In autumn sunlight gilds the birches at the edge of Green Lake in Seattle.

Far from the maddening mud fight of politics, the world of gardening spins steadily along. Days shorten, temperatures drop, and leaves skitter across the lawn.

Gardeners are immune to the vagaries of political power struggles. Regimes and movements come and go. Conditions get better or worse, fortunes rise and fall almost as predictably as the tides.

Meanwhile, in the quiet backwaters of real life, gardeners carry on. We rake and clip and mulch and dream of other summers, other springs. It’s not all roses.

Murderous storms, withering heat, deadly cold and relentless bugs provide a gritty ballast to keep even the giddiest gardener from harboring illusions of success. But there are moments.

For people caught up in the madness of horticulture, the troubles of the fractious grasping world recede to a background static. We sympathize with the passion and the agony of those trying to make the world a better place. But the world is such a big place. Perhaps if everyone made a start in their own backyard?

For me, the madness of gardening began as a child. I planted radishes and Indian corn, not from any desire to eat either of them, but because it was an adventure to plant a seed and watch what happened. My gardens in the last several decades have seldom lived up to my dreams, but my dreams still sustain me when reality fails and negativity don’t pull me through (thanks be to Bob).

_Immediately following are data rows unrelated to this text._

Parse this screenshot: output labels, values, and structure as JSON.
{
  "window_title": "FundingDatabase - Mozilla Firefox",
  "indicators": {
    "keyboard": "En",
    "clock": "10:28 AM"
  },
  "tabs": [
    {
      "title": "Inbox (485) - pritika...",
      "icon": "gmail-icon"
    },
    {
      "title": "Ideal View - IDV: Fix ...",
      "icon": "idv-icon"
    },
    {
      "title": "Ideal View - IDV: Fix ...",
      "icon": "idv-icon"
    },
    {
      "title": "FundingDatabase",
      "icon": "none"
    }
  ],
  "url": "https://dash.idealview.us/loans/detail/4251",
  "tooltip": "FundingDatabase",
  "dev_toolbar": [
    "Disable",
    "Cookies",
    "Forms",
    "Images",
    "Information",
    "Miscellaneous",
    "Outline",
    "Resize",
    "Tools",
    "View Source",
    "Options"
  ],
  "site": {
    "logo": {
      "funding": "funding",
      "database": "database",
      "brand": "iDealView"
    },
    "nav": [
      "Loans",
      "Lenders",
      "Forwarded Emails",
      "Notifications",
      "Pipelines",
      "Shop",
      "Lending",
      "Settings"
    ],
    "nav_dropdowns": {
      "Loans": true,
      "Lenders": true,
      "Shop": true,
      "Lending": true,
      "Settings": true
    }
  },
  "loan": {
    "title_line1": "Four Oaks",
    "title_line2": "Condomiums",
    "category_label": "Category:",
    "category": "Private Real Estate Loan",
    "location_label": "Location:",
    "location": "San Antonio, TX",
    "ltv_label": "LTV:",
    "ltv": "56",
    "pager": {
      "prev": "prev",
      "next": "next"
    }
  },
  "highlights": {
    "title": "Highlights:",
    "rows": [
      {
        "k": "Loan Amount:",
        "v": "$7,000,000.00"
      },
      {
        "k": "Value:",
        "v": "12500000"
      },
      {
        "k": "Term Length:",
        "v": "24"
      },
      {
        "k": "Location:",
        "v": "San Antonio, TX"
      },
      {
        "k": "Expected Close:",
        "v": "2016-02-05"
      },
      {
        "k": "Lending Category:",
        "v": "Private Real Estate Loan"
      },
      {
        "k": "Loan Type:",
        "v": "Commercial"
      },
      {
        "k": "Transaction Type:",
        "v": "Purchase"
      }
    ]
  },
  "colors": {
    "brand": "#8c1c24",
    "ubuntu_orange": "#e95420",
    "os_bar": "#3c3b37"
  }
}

Yet even the most enthusiastic gardener occasionally yearns for a little encouragement from a kindred spirit. I have been blessed with some wonderful gardening friends, but the constraints of time and distance limit our time together. However a good book can work wonders. I recently discovered “Garden People: The Photographs of Valerie Finnis,” by Ursula Buchan. Published in 2007, this remarkable collection documents the colorful and personal gardening styles of legendary British gardeners by one of the greatest of them, Finnis herself.

Her unmatched passion for horticulture and for sharing and encouraging others is an inspiration.
As this gardening season shuts down and another dark winter looms with forecasters predicting all sorts of weather-related mayhem, I plan to hunker down in the company of “Garden People” and dream of other springs.

At the National Cathedral the Bishop's Garden offers a glimpse of classic British garden style.
At the National Cathedral the Bishop’s Garden offers a glimpse of classic British garden style.